Ollama¶
Use locally-hosted models via Ollama with the ollama: prefix. No API key required.
Setup¶
- Install Ollama
- Pull a model:
ollama pull llama3 - Ollama runs locally on port 11434 by default
# Optional: configure custom endpoint
export OLLAMA_API_BASE_URL="http://localhost:11434/v1"
export OLLAMA_API_KEY="" # Optional, usually not needed
Available Models¶
Any model available in Ollama can be used:
| Model | Size | Description |
|---|---|---|
llama3 | 8B | Meta's Llama 3 |
llama3:70b | 70B | Larger Llama 3 |
mistral | 7B | Mistral 7B |
mixtral | 47B | Mixtral MoE |
codellama | 7B | Code-focused Llama |
phi3 | 3.8B | Microsoft Phi-3 |
Usage¶
from eval_lib import AnswerRelevancyMetric, BiasMetric
metric = AnswerRelevancyMetric(model="ollama:llama3", threshold=0.6)

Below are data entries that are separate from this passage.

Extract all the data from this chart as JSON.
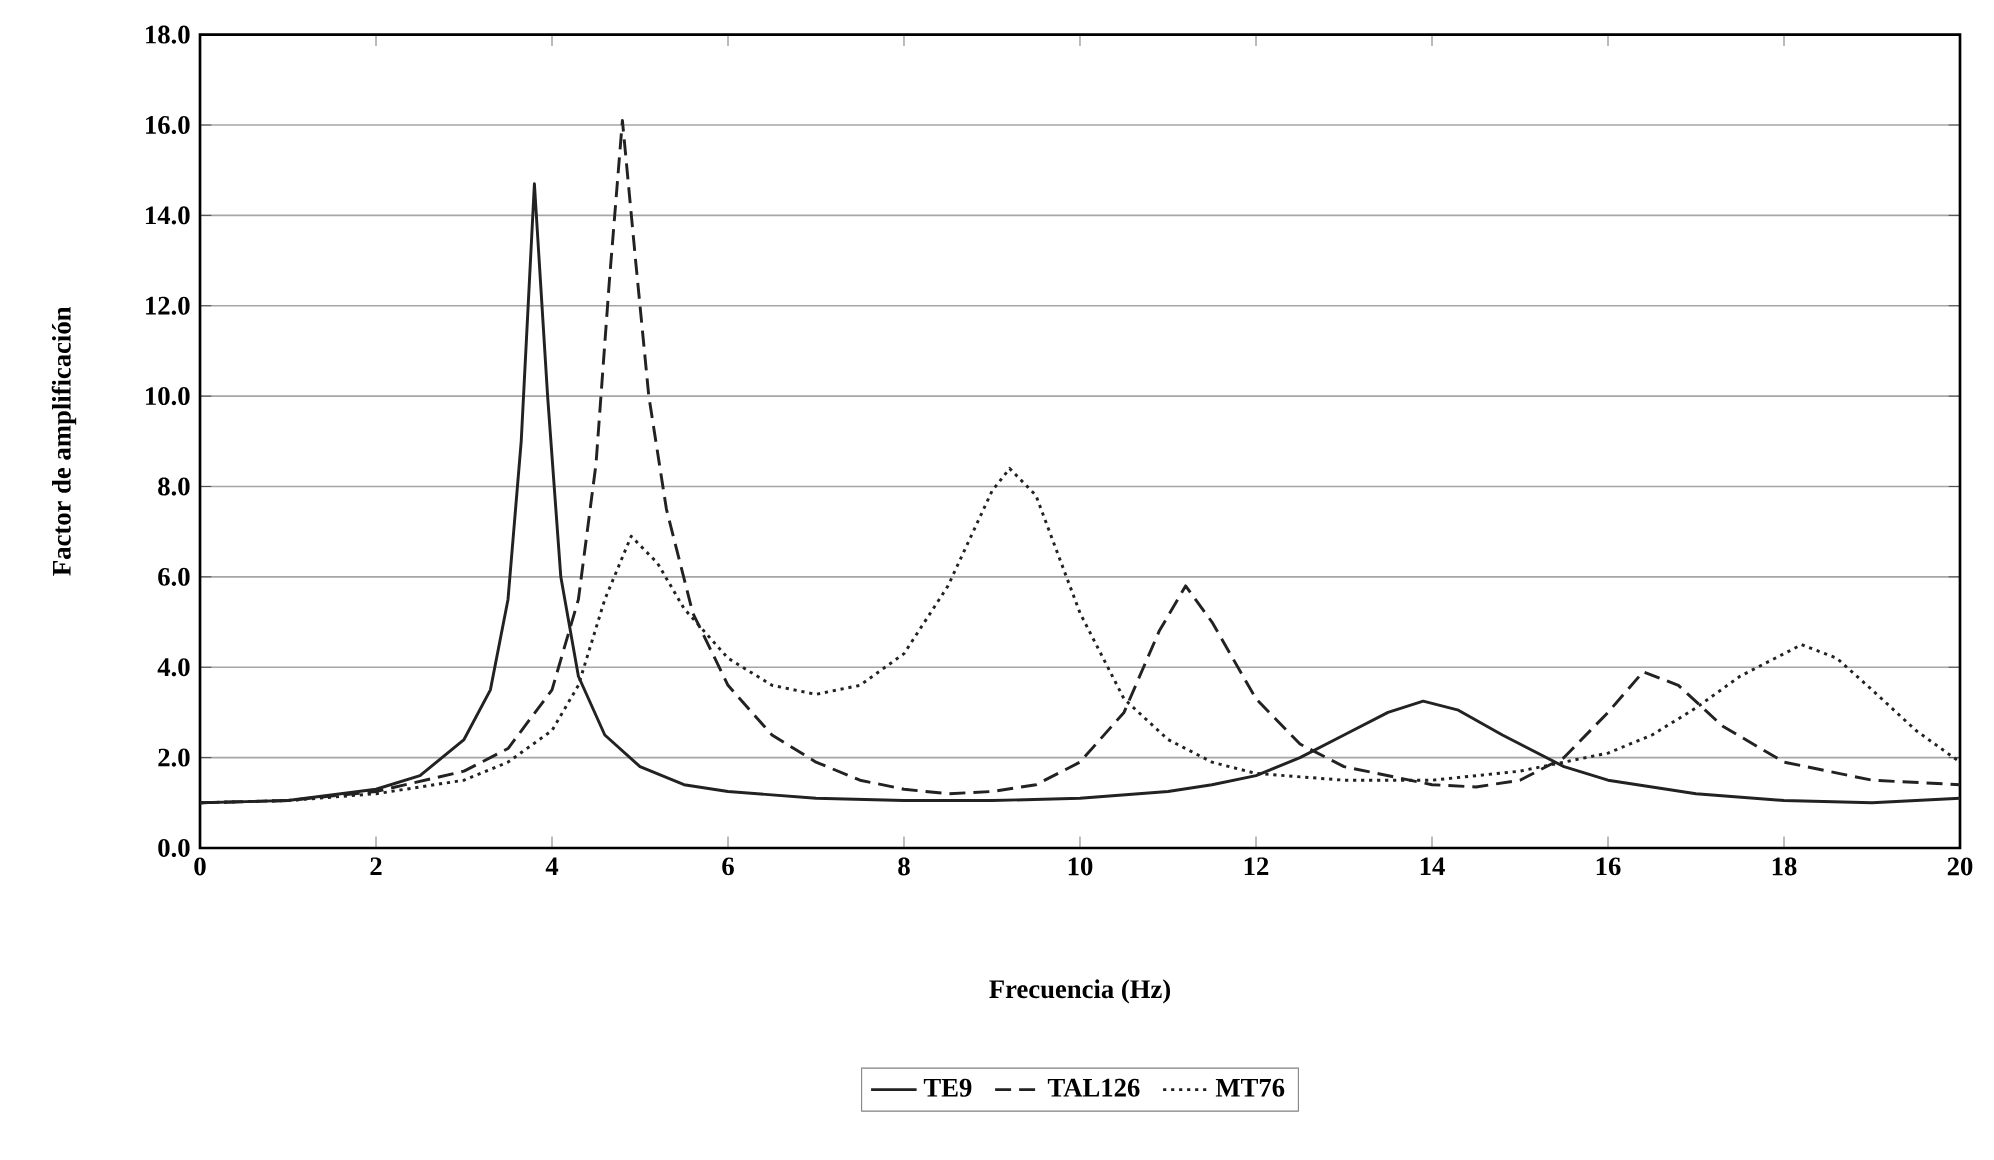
{
  "chart_data": {
    "type": "line",
    "xlabel": "Frecuencia (Hz)",
    "ylabel": "Factor de amplificación",
    "xlim": [
      0,
      20
    ],
    "xticks": [
      0,
      2,
      4,
      6,
      8,
      10,
      12,
      14,
      16,
      18,
      20
    ],
    "ylim": [
      0,
      18
    ],
    "yticks": [
      {
        "value": 0,
        "label": "0.0"
      },
      {
        "value": 2,
        "label": "2.0"
      },
      {
        "value": 4,
        "label": "4.0"
      },
      {
        "value": 6,
        "label": "6.0"
      },
      {
        "value": 8,
        "label": "8.0"
      },
      {
        "value": 10,
        "label": "10.0"
      },
      {
        "value": 12,
        "label": "12.0"
      },
      {
        "value": 14,
        "label": "14.0"
      },
      {
        "value": 16,
        "label": "16.0"
      },
      {
        "value": 18,
        "label": "18.0"
      }
    ],
    "grid": "y",
    "legend": "bottom",
    "marker": "none",
    "series": [
      {
        "name": "TE9",
        "color": "#222222",
        "line_style": "solid",
        "x": [
          0,
          1,
          2,
          2.5,
          3,
          3.3,
          3.5,
          3.65,
          3.8,
          3.95,
          4.1,
          4.3,
          4.6,
          5,
          5.5,
          6,
          7,
          8,
          9,
          10,
          11,
          11.5,
          12,
          12.5,
          13,
          13.5,
          13.9,
          14.3,
          14.8,
          15.5,
          16,
          17,
          18,
          19,
          20
        ],
        "values": [
          1.0,
          1.05,
          1.3,
          1.6,
          2.4,
          3.5,
          5.5,
          9,
          14.7,
          10,
          6,
          3.8,
          2.5,
          1.8,
          1.4,
          1.25,
          1.1,
          1.05,
          1.05,
          1.1,
          1.25,
          1.4,
          1.6,
          2.0,
          2.5,
          3.0,
          3.25,
          3.05,
          2.5,
          1.8,
          1.5,
          1.2,
          1.05,
          1.0,
          1.1
        ]
      },
      {
        "name": "TAL126",
        "color": "#222222",
        "line_style": "dashed",
        "x": [
          0,
          1,
          2,
          3,
          3.5,
          4,
          4.3,
          4.5,
          4.65,
          4.8,
          4.95,
          5.1,
          5.3,
          5.6,
          6,
          6.5,
          7,
          7.5,
          8,
          8.5,
          9,
          9.5,
          10,
          10.5,
          10.9,
          11.2,
          11.5,
          12,
          12.5,
          13,
          14,
          14.5,
          15,
          15.5,
          16,
          16.4,
          16.8,
          17.3,
          18,
          19,
          20
        ],
        "values": [
          1.0,
          1.05,
          1.25,
          1.7,
          2.2,
          3.5,
          5.5,
          8.5,
          12.5,
          16.1,
          13,
          10,
          7.5,
          5.2,
          3.6,
          2.5,
          1.9,
          1.5,
          1.3,
          1.2,
          1.25,
          1.4,
          1.9,
          3.0,
          4.8,
          5.8,
          5.0,
          3.3,
          2.3,
          1.8,
          1.4,
          1.35,
          1.5,
          2.0,
          3.0,
          3.9,
          3.6,
          2.7,
          1.9,
          1.5,
          1.4
        ]
      },
      {
        "name": "MT76",
        "color": "#222222",
        "line_style": "dotted",
        "x": [
          0,
          1,
          2,
          3,
          3.5,
          4,
          4.3,
          4.6,
          4.9,
          5.2,
          5.5,
          6,
          6.5,
          7,
          7.5,
          8,
          8.5,
          9,
          9.2,
          9.5,
          10,
          10.5,
          11,
          11.5,
          12,
          13,
          14,
          15,
          16,
          16.5,
          17,
          17.5,
          18.2,
          18.6,
          19,
          19.5,
          20
        ],
        "values": [
          1.0,
          1.05,
          1.2,
          1.5,
          1.9,
          2.6,
          3.6,
          5.5,
          6.9,
          6.3,
          5.3,
          4.2,
          3.6,
          3.4,
          3.6,
          4.3,
          5.8,
          7.9,
          8.4,
          7.8,
          5.2,
          3.3,
          2.4,
          1.9,
          1.65,
          1.5,
          1.5,
          1.7,
          2.1,
          2.5,
          3.1,
          3.8,
          4.5,
          4.2,
          3.5,
          2.6,
          1.9
        ]
      }
    ]
  }
}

metric = BiasMetric(model="ollama:mistral", threshold=0.7)
Advantages¶
- Free — no API costs
- Private — data never leaves your machine
- Fast — no network latency (with GPU)
Limitations¶
- Quality depends on model size and capability
- Requires local compute resources (GPU recommended)
- Smaller models may produce less reliable evaluation results
- Cost tracking returns
None(no API costs)
Tip
For best results with Ollama, use larger models (70B+) for evaluation metrics. Smaller models may struggle with the nuanced reasoning required for verdict generation.